The FDA has granted orphan drug status to P-BCMA-101, a cell-based immunotherapy for the treatment of relapsed or refractory multiple myeloma.
P-BCMA-101 (Poseida Therapeutics) is an autologous chimeric antigen receptor T-cell therapy comprising a high percentage of stem cell memory T cells that target cancer cells expressing the B-cell maturation antigen.
“P-BCMA-101 has demonstrated outstanding potency, with strikingly low rates of toxicity in our phase 1 clinical trial,” Eric Ostertag, MD, PhD, CEO of Poseida Therapeutics, said in a press release. “In fact, the FDA has approved fully outpatient dosing in our phase 2 trial starting in the second quarter of 2019.”
Poseida Therapeutics previously reported preliminary data from its phase 1 trial of P-BCMA-101 for patients with multiple myeloma. Eleven patients were participating in the study as of September 2018, with 70% having at least a partial response to treatment. One patient had suspected cytokine release syndrome and no patients experienced neurotoxicity; both are common toxicities associated with CAR T-cell therapy.
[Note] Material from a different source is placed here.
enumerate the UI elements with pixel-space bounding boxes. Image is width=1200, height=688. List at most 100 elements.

P-BCMA-101 was developed using Poseida’s proprietary piggyBac technology — a DNA modification system that “results in CAR-T product candidates with a high percentage of stem cell memory T cells, the only T cell that is self-renewing and long-lived, leading to CAR-T products with improved efficacy, lower toxicity and potentially greater durability than earlier-generation CAR-T therapies,” according to the release.
The FDA Office of Orphan Products Development grants orphan drug designation to novel drugs and biologics that are intended for the safe and effective treatment, diagnosis or prevention of rare diseases or disorders that affect fewer than 200,000 people in the United States. The designation allows manufacturers to qualify for various incentives, including tax credits for qualified clinical trials and — upon regulatory approval — 7 years of market exclusivity.